Paul Griffiths' farewell to the university is worth reading. He has experienced something that many of us have been watching unfold with concern from the sidelines in now countless other cases. He expressed his views and faced disciplinary proceedings as a consequence. This also happened to Laura Kipnis and, I dare say, to Tim Hunt. In all cases, one can accept that people are upset or angered by what one says. One can even accept that those who are offended call for one's dismissal or disinvitation. What we cannot and should not abide is university administrators that, knowing full well that the complaint was occasioned merely by something that was said, and said very clearly as an expression of opinion, actually move against the "offender".
Griffiths writes that
words, in universities, have been what I’ve used to make my way. I’ve used them to elucidate, to explain, to understand, and to argue. The word-life, which is the same as the life of the mind, has been for me one of struggle to accentuate and sharpen intellectual differences with the goal of increasing clarity about what they come to and what’s at stake in them.
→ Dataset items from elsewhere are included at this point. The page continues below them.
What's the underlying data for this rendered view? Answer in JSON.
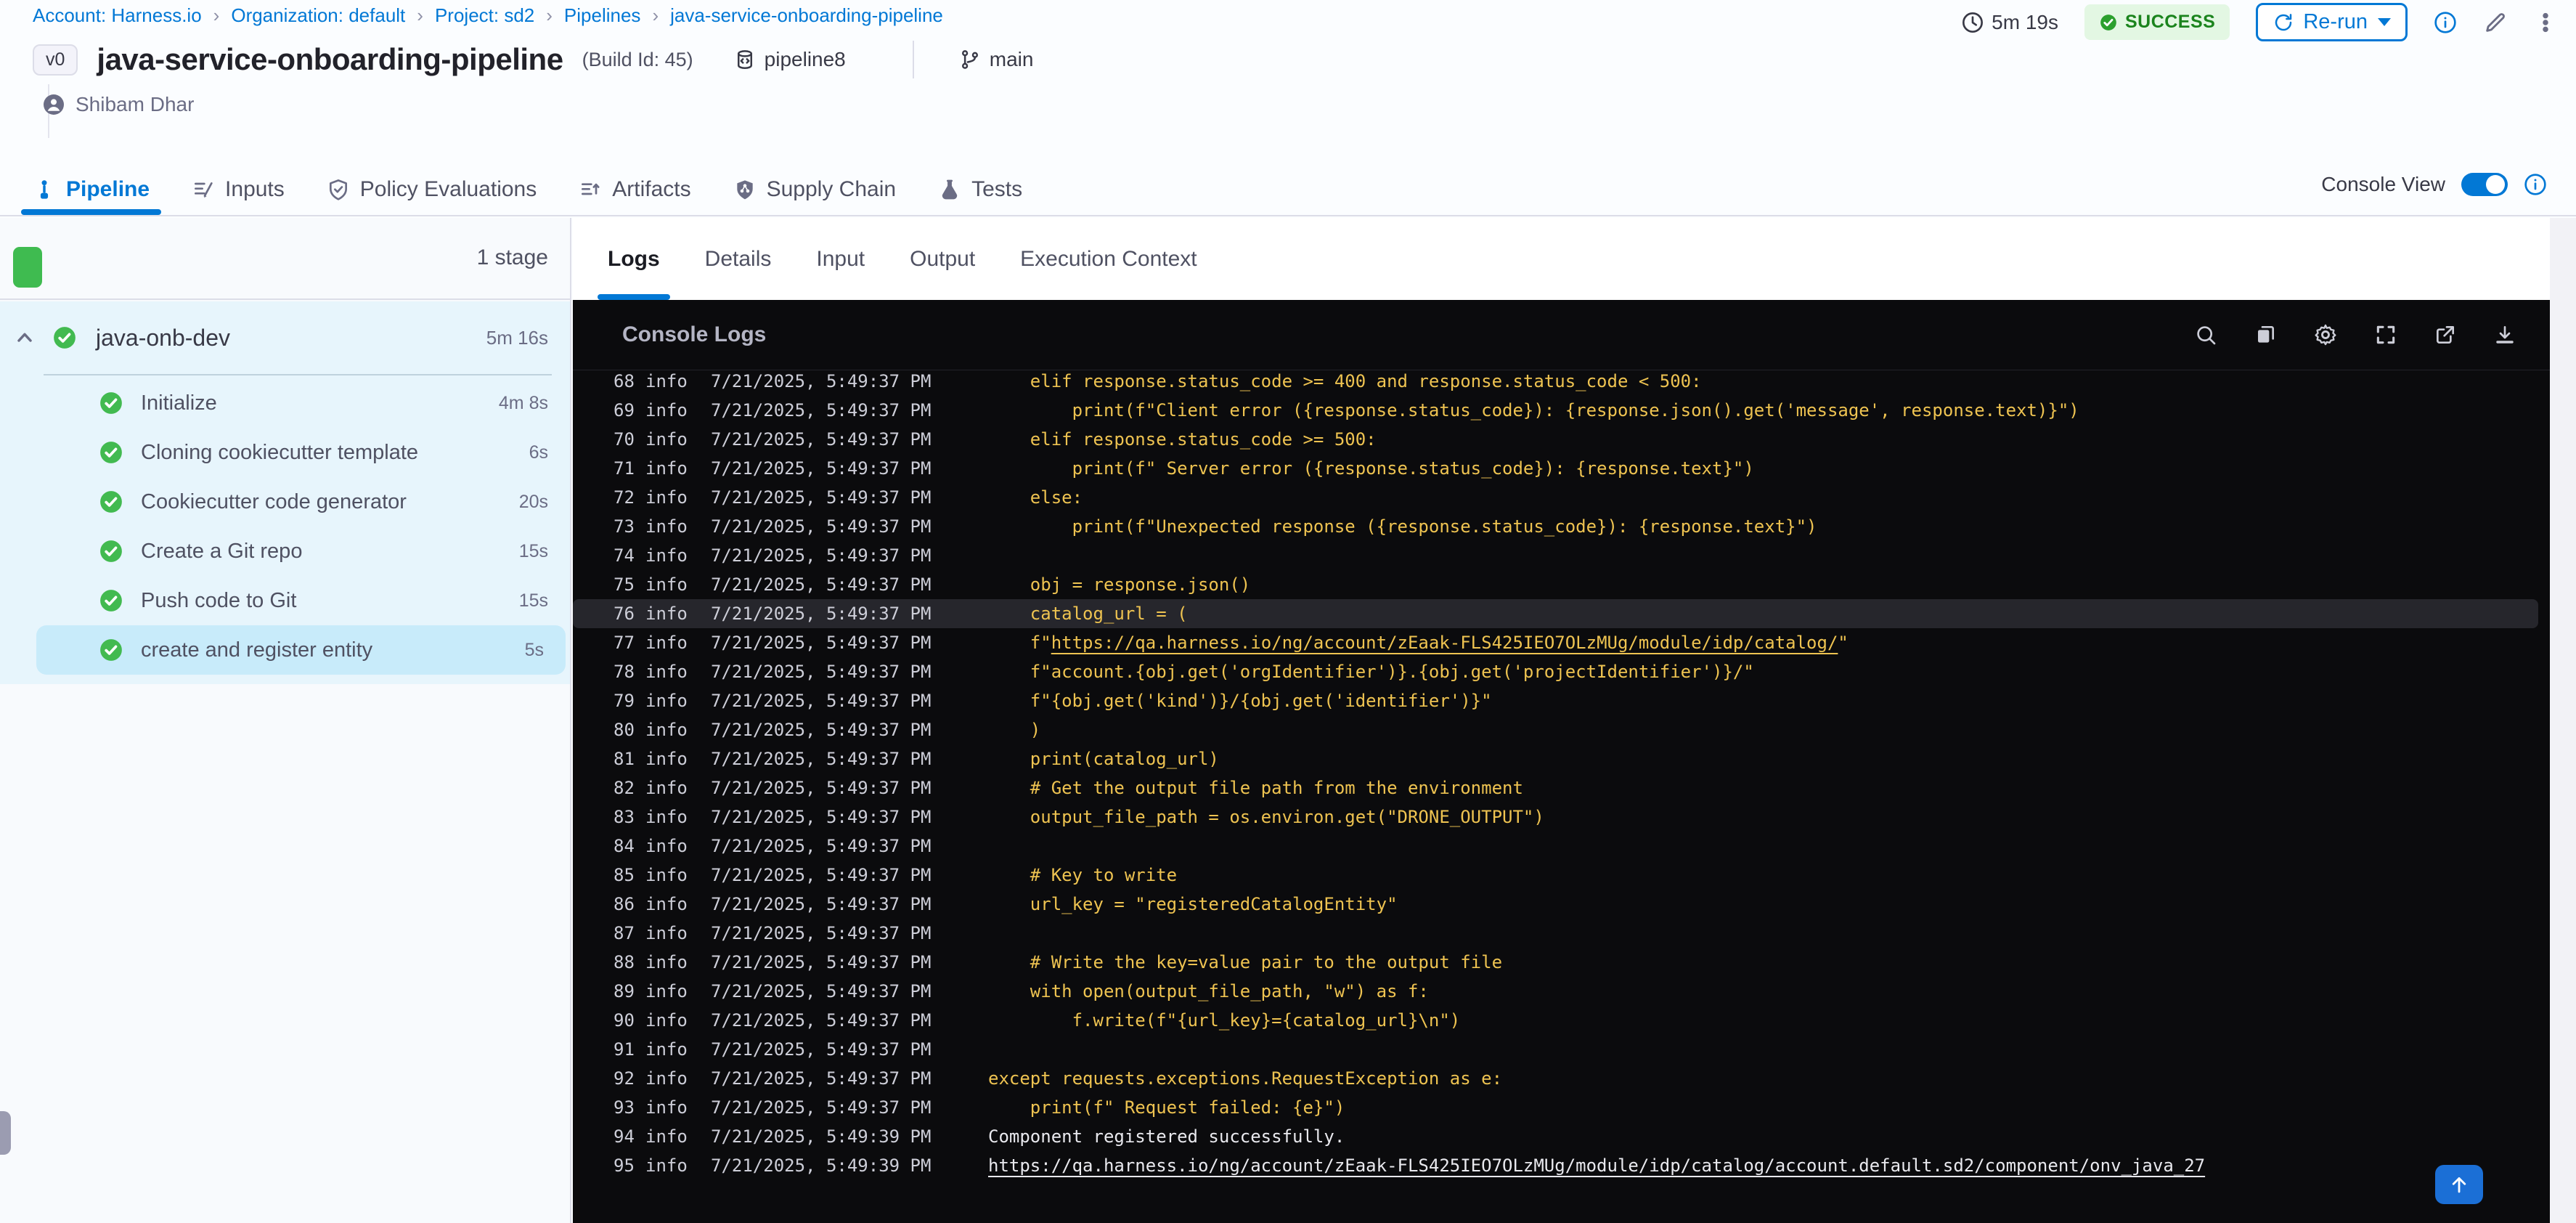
{
  "colors": {
    "accent": "#0278d5",
    "success_text": "#1b841d",
    "success_bg": "#e3f7e3",
    "green": "#42ba50",
    "code_gold": "#eec351",
    "console_bg": "#0b0b0d"
  },
  "breadcrumb": {
    "separator": "›",
    "items": [
      "Account: Harness.io",
      "Organization: default",
      "Project: sd2",
      "Pipelines",
      "java-service-onboarding-pipeline"
    ]
  },
  "header": {
    "version_badge": "v0",
    "title": "java-service-onboarding-pipeline",
    "build_id": "(Build Id: 45)",
    "pipeline_ref": "pipeline8",
    "branch": "main",
    "user": "Shibam Dhar",
    "duration": "5m 19s",
    "status": "SUCCESS",
    "rerun_label": "Re-run"
  },
  "tabs": [
    {
      "label": "Pipeline",
      "icon": "pipeline",
      "active": true
    },
    {
      "label": "Inputs",
      "icon": "inputs",
      "active": false
    },
    {
      "label": "Policy Evaluations",
      "icon": "shield-check",
      "active": false
    },
    {
      "label": "Artifacts",
      "icon": "artifacts",
      "active": false
    },
    {
      "label": "Supply Chain",
      "icon": "supply-chain",
      "active": false
    },
    {
      "label": "Tests",
      "icon": "flask",
      "active": false
    }
  ],
  "console_view": {
    "label": "Console View",
    "enabled": true
  },
  "sidebar": {
    "stage_count_label": "1 stage",
    "stage": {
      "name": "java-onb-dev",
      "duration": "5m 16s",
      "status": "success"
    },
    "steps": [
      {
        "name": "Initialize",
        "duration": "4m 8s",
        "selected": false
      },
      {
        "name": "Cloning cookiecutter template",
        "duration": "6s",
        "selected": false
      },
      {
        "name": "Cookiecutter code generator",
        "duration": "20s",
        "selected": false
      },
      {
        "name": "Create a Git repo",
        "duration": "15s",
        "selected": false
      },
      {
        "name": "Push code to Git",
        "duration": "15s",
        "selected": false
      },
      {
        "name": "create and register entity",
        "duration": "5s",
        "selected": true
      }
    ]
  },
  "log_panel": {
    "tabs": [
      {
        "label": "Logs",
        "active": true
      },
      {
        "label": "Details",
        "active": false
      },
      {
        "label": "Input",
        "active": false
      },
      {
        "label": "Output",
        "active": false
      },
      {
        "label": "Execution Context",
        "active": false
      }
    ],
    "console_title": "Console Logs",
    "toolbar_icons": [
      "search",
      "copy",
      "settings",
      "fullscreen",
      "open-in-new",
      "download"
    ]
  },
  "logs": {
    "lines": [
      {
        "n": "68",
        "level": "info",
        "ts": "7/21/2025, 5:49:37 PM",
        "code": "    elif response.status_code >= 400 and response.status_code < 500:"
      },
      {
        "n": "69",
        "level": "info",
        "ts": "7/21/2025, 5:49:37 PM",
        "code": "        print(f\"Client error ({response.status_code}): {response.json().get('message', response.text)}\")"
      },
      {
        "n": "70",
        "level": "info",
        "ts": "7/21/2025, 5:49:37 PM",
        "code": "    elif response.status_code >= 500:"
      },
      {
        "n": "71",
        "level": "info",
        "ts": "7/21/2025, 5:49:37 PM",
        "code": "        print(f\" Server error ({response.status_code}): {response.text}\")"
      },
      {
        "n": "72",
        "level": "info",
        "ts": "7/21/2025, 5:49:37 PM",
        "code": "    else:"
      },
      {
        "n": "73",
        "level": "info",
        "ts": "7/21/2025, 5:49:37 PM",
        "code": "        print(f\"Unexpected response ({response.status_code}): {response.text}\")"
      },
      {
        "n": "74",
        "level": "info",
        "ts": "7/21/2025, 5:49:37 PM",
        "code": ""
      },
      {
        "n": "75",
        "level": "info",
        "ts": "7/21/2025, 5:49:37 PM",
        "code": "    obj = response.json()"
      },
      {
        "n": "76",
        "level": "info",
        "ts": "7/21/2025, 5:49:37 PM",
        "code": "    catalog_url = (",
        "highlight": true
      },
      {
        "n": "77",
        "level": "info",
        "ts": "7/21/2025, 5:49:37 PM",
        "segments": [
          {
            "t": "    f\"",
            "u": false
          },
          {
            "t": "https://qa.harness.io/ng/account/zEaak-FLS425IEO7OLzMUg/module/idp/catalog/",
            "u": true
          },
          {
            "t": "\"",
            "u": false
          }
        ]
      },
      {
        "n": "78",
        "level": "info",
        "ts": "7/21/2025, 5:49:37 PM",
        "code": "    f\"account.{obj.get('orgIdentifier')}.{obj.get('projectIdentifier')}/\""
      },
      {
        "n": "79",
        "level": "info",
        "ts": "7/21/2025, 5:49:37 PM",
        "code": "    f\"{obj.get('kind')}/{obj.get('identifier')}\""
      },
      {
        "n": "80",
        "level": "info",
        "ts": "7/21/2025, 5:49:37 PM",
        "code": "    )"
      },
      {
        "n": "81",
        "level": "info",
        "ts": "7/21/2025, 5:49:37 PM",
        "code": "    print(catalog_url)"
      },
      {
        "n": "82",
        "level": "info",
        "ts": "7/21/2025, 5:49:37 PM",
        "code": "    # Get the output file path from the environment"
      },
      {
        "n": "83",
        "level": "info",
        "ts": "7/21/2025, 5:49:37 PM",
        "code": "    output_file_path = os.environ.get(\"DRONE_OUTPUT\")"
      },
      {
        "n": "84",
        "level": "info",
        "ts": "7/21/2025, 5:49:37 PM",
        "code": ""
      },
      {
        "n": "85",
        "level": "info",
        "ts": "7/21/2025, 5:49:37 PM",
        "code": "    # Key to write"
      },
      {
        "n": "86",
        "level": "info",
        "ts": "7/21/2025, 5:49:37 PM",
        "code": "    url_key = \"registeredCatalogEntity\""
      },
      {
        "n": "87",
        "level": "info",
        "ts": "7/21/2025, 5:49:37 PM",
        "code": ""
      },
      {
        "n": "88",
        "level": "info",
        "ts": "7/21/2025, 5:49:37 PM",
        "code": "    # Write the key=value pair to the output file"
      },
      {
        "n": "89",
        "level": "info",
        "ts": "7/21/2025, 5:49:37 PM",
        "code": "    with open(output_file_path, \"w\") as f:"
      },
      {
        "n": "90",
        "level": "info",
        "ts": "7/21/2025, 5:49:37 PM",
        "code": "        f.write(f\"{url_key}={catalog_url}\\n\")"
      },
      {
        "n": "91",
        "level": "info",
        "ts": "7/21/2025, 5:49:37 PM",
        "code": ""
      },
      {
        "n": "92",
        "level": "info",
        "ts": "7/21/2025, 5:49:37 PM",
        "code": "except requests.exceptions.RequestException as e:"
      },
      {
        "n": "93",
        "level": "info",
        "ts": "7/21/2025, 5:49:37 PM",
        "code": "    print(f\" Request failed: {e}\")"
      },
      {
        "n": "94",
        "level": "info",
        "ts": "7/21/2025, 5:49:39 PM",
        "code": "Component registered successfully.",
        "variant": "plain"
      },
      {
        "n": "95",
        "level": "info",
        "ts": "7/21/2025, 5:49:39 PM",
        "variant": "plain",
        "segments": [
          {
            "t": "https://qa.harness.io/ng/account/zEaak-FLS425IEO7OLzMUg/module/idp/catalog/account.default.sd2/component/onv_java_27",
            "u": true
          }
        ]
      }
    ]
  }
}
I respect Griffiths' decision, though it saddens me and I wish he would stay. Someone who has been living, and thought he could continue to live a "word-life" cannot continue to work happily in an environment where the words he chooses are subject to administrative oversight. Critical oversight is another matter. We want our peers and colleagues to argue with us when they disagree. But the increasing legitimacy of the act of going to administrators for help in settling intellectual disputes takes the life out of our words. Academia becomes a place to negotiate ideological positions grounded in power, not knowledge. It stops being a place to make up your mind about what the truth is.
ReplyDeleteAmen.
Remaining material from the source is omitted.